How you can respond to minimize negative margin impact
To stay profitable amid the updated Five-Star staffing metrics and CMS Minimum Staffing Rule, skilled nursing facilities should consider the following:
Optimize staffing. Analyze workforce efficiency and implement flexible scheduling to minimize overtime costs while ensuring compliance with staffing mandates.
Invest in retention. Enhance staff satisfaction through training, career development, and incentives to reduce turnover and recruitment expenses.
Diversify revenue streams. Explore ISNP partnerships and work to negotiate better managed care rates when possible to offset Medicaid shortfalls.
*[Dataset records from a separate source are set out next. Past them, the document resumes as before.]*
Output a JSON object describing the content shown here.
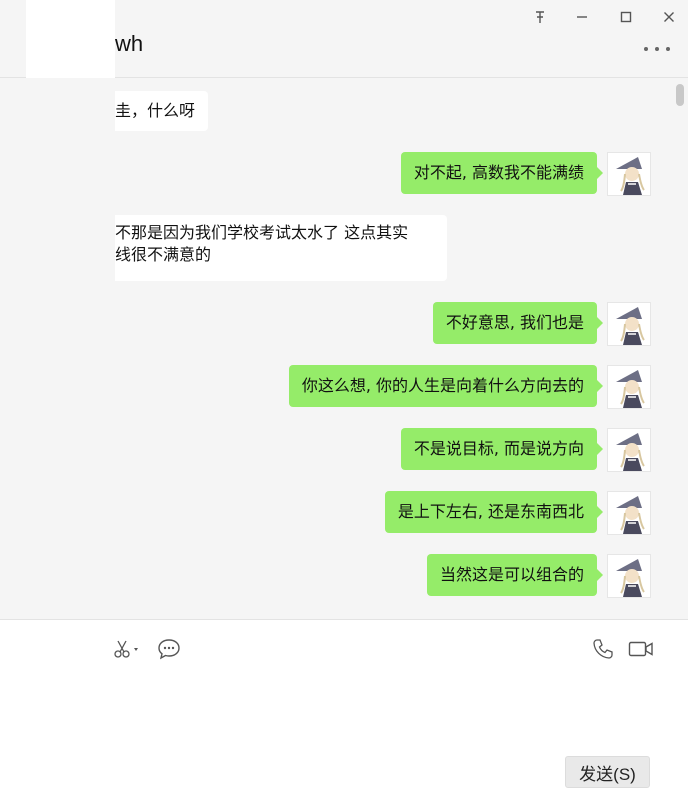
{
  "window": {
    "title": "wh",
    "controls": [
      "pin-icon",
      "minimize-icon",
      "maximize-icon",
      "close-icon"
    ]
  },
  "messages": [
    {
      "side": "in",
      "text": "圭，什么呀"
    },
    {
      "side": "out",
      "text": "对不起, 高数我不能满绩"
    },
    {
      "side": "in",
      "line1": "不那是因为我们学校考试太水了 这点其实",
      "line2": "线很不满意的"
    },
    {
      "side": "out",
      "text": "不好意思, 我们也是"
    },
    {
      "side": "out",
      "text": "你这么想, 你的人生是向着什么方向去的"
    },
    {
      "side": "out",
      "text": "不是说目标, 而是说方向"
    },
    {
      "side": "out",
      "text": "是上下左右, 还是东南西北"
    },
    {
      "side": "out",
      "text": "当然这是可以组合的"
    }
  ],
  "toolbar": {
    "left_icons": [
      "scissors-icon",
      "chat-bubble-icon"
    ],
    "right_icons": [
      "phone-icon",
      "video-icon"
    ]
  },
  "input": {
    "value": "",
    "send_label": "发送(S)"
  },
  "colors": {
    "outgoing_bubble": "#95ec69",
    "incoming_bubble": "#ffffff",
    "background": "#f5f5f5"
  }
}
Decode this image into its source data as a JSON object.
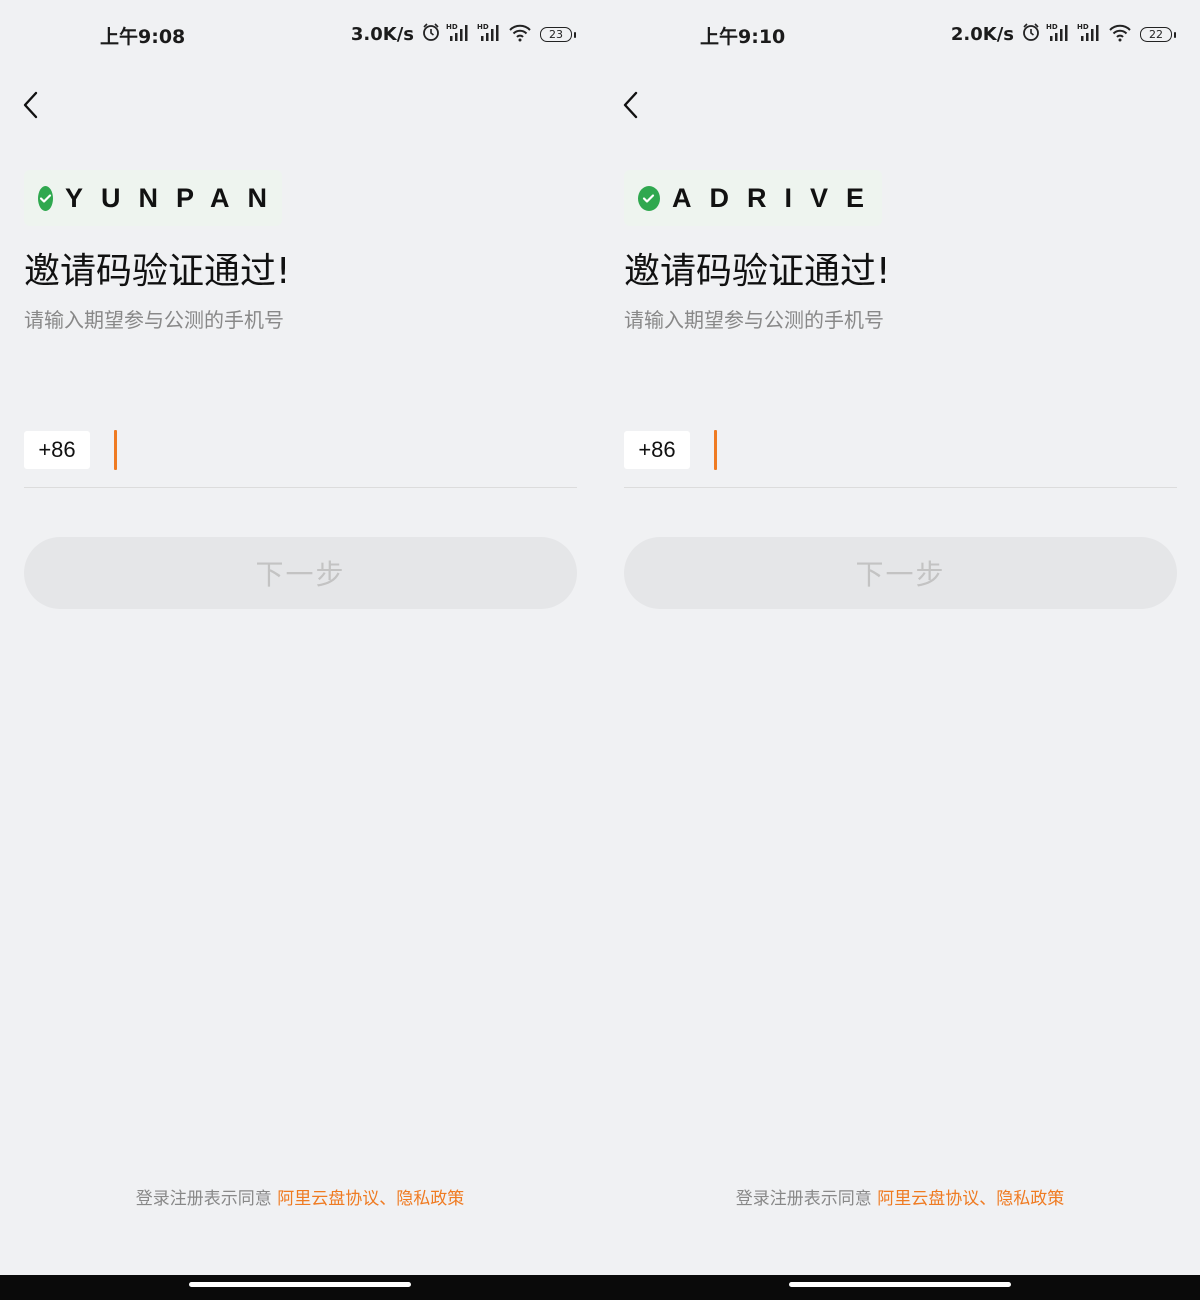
{
  "screens": [
    {
      "status": {
        "time": "上午9:08",
        "speed": "3.0K/s",
        "battery": "23"
      },
      "brand": "YUNPAN",
      "title": "邀请码验证通过!",
      "subtitle": "请输入期望参与公测的手机号",
      "country_code": "+86",
      "phone_value": "",
      "next_label": "下一步",
      "agreement_prefix": "登录注册表示同意",
      "agreement_link1": "阿里云盘协议",
      "agreement_sep": "、",
      "agreement_link2": "隐私政策"
    },
    {
      "status": {
        "time": "上午9:10",
        "speed": "2.0K/s",
        "battery": "22"
      },
      "brand": "ADRIVE",
      "title": "邀请码验证通过!",
      "subtitle": "请输入期望参与公测的手机号",
      "country_code": "+86",
      "phone_value": "",
      "next_label": "下一步",
      "agreement_prefix": "登录注册表示同意",
      "agreement_link1": "阿里云盘协议",
      "agreement_sep": "、",
      "agreement_link2": "隐私政策"
    }
  ],
  "icons": {
    "alarm": "alarm-icon",
    "signal_hd_1": "signal-hd-icon",
    "signal_hd_2": "signal-hd-icon",
    "wifi": "wifi-icon",
    "battery": "battery-icon",
    "back": "back-arrow-icon",
    "check": "check-circle-icon"
  },
  "colors": {
    "accent": "#ef7b22",
    "check_green": "#2fa84f",
    "background": "#f0f1f3",
    "button_disabled_bg": "#e5e6e8",
    "button_disabled_text": "#c3c3c3"
  }
}
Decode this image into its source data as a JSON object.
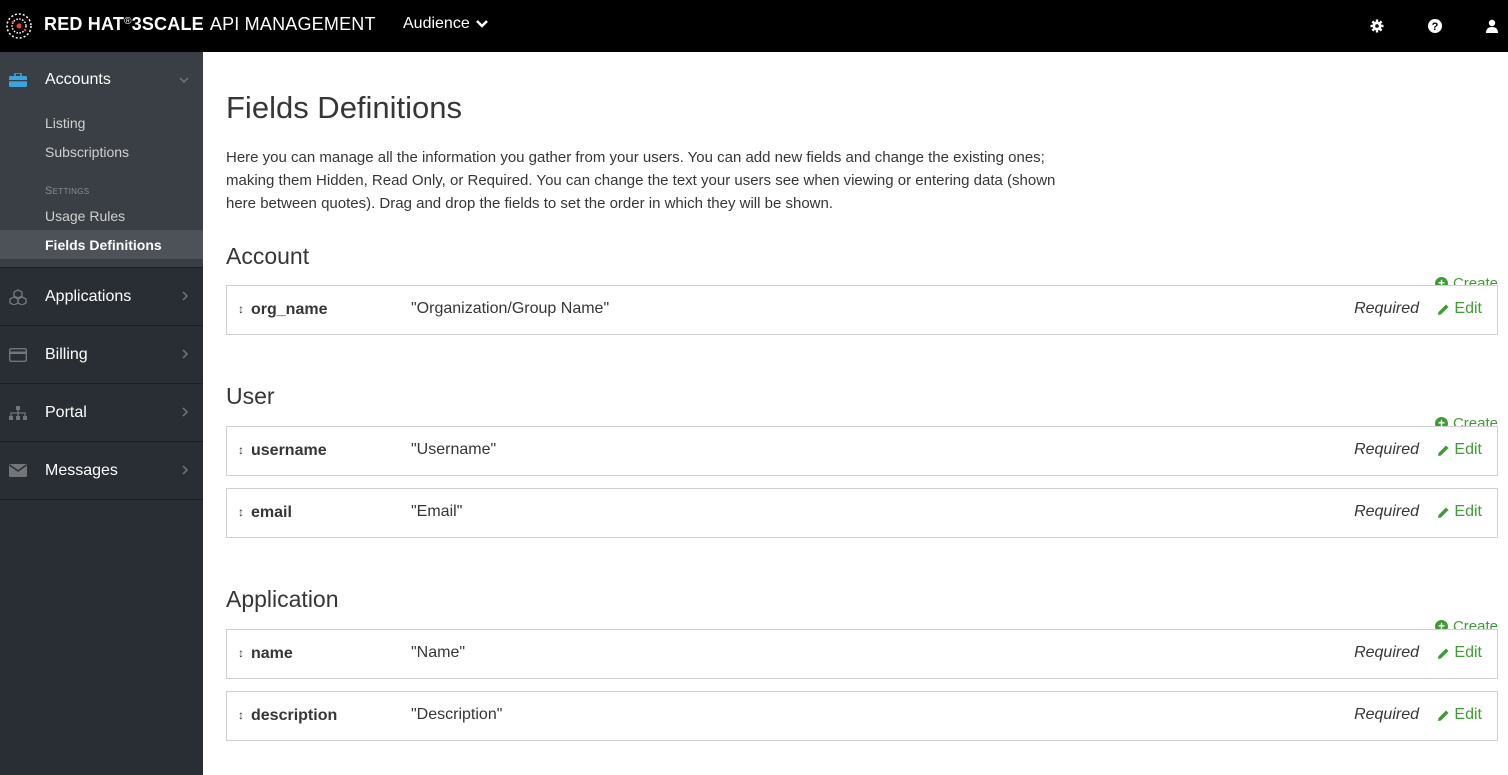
{
  "topbar": {
    "brand_bold": "RED HAT",
    "brand_reg": "®",
    "brand_bold2": "3SCALE",
    "brand_thin": "API MANAGEMENT",
    "audience_label": "Audience",
    "icons": [
      "gear-icon",
      "help-icon",
      "user-icon"
    ]
  },
  "sidebar": {
    "accounts": {
      "label": "Accounts",
      "items": [
        "Listing",
        "Subscriptions"
      ],
      "settings_label": "Settings",
      "settings_items": [
        "Usage Rules",
        "Fields Definitions"
      ],
      "active": "Fields Definitions"
    },
    "sections": [
      {
        "label": "Applications",
        "icon": "cubes-icon"
      },
      {
        "label": "Billing",
        "icon": "credit-card-icon"
      },
      {
        "label": "Portal",
        "icon": "sitemap-icon"
      },
      {
        "label": "Messages",
        "icon": "envelope-icon"
      }
    ]
  },
  "main": {
    "title": "Fields Definitions",
    "intro": "Here you can manage all the information you gather from your users. You can add new fields and change the existing ones; making them Hidden, Read Only, or Required. You can change the text your users see when viewing or entering data (shown here between quotes). Drag and drop the fields to set the order in which they will be shown.",
    "create_label": "Create",
    "edit_label": "Edit",
    "sections": [
      {
        "title": "Account",
        "fields": [
          {
            "name": "org_name",
            "label": "\"Organization/Group Name\"",
            "status": "Required"
          }
        ]
      },
      {
        "title": "User",
        "fields": [
          {
            "name": "username",
            "label": "\"Username\"",
            "status": "Required"
          },
          {
            "name": "email",
            "label": "\"Email\"",
            "status": "Required"
          }
        ]
      },
      {
        "title": "Application",
        "fields": [
          {
            "name": "name",
            "label": "\"Name\"",
            "status": "Required"
          },
          {
            "name": "description",
            "label": "\"Description\"",
            "status": "Required"
          }
        ]
      }
    ]
  }
}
Streamline operations. Conduct operational assessments to identify savings in direct care, dietary, housekeeping, laundry, as well as administrative processes.
Advocate for reimbursement. Collaborate with associations to lobby for adjustments to Medicaid rates, reflecting the increased costs of compliance.
Prioritize quality metrics. Focus on care practices that improve both quality and staffing scores, strengthening reputation and eligibility for incentive programs.
Evaluate your revenue cycle process. Margins are razor-thin, and collecting every dollar is critical to the financial success of an organization. Often revenue cycle isn’t a priority until there’s a major cash flow issue.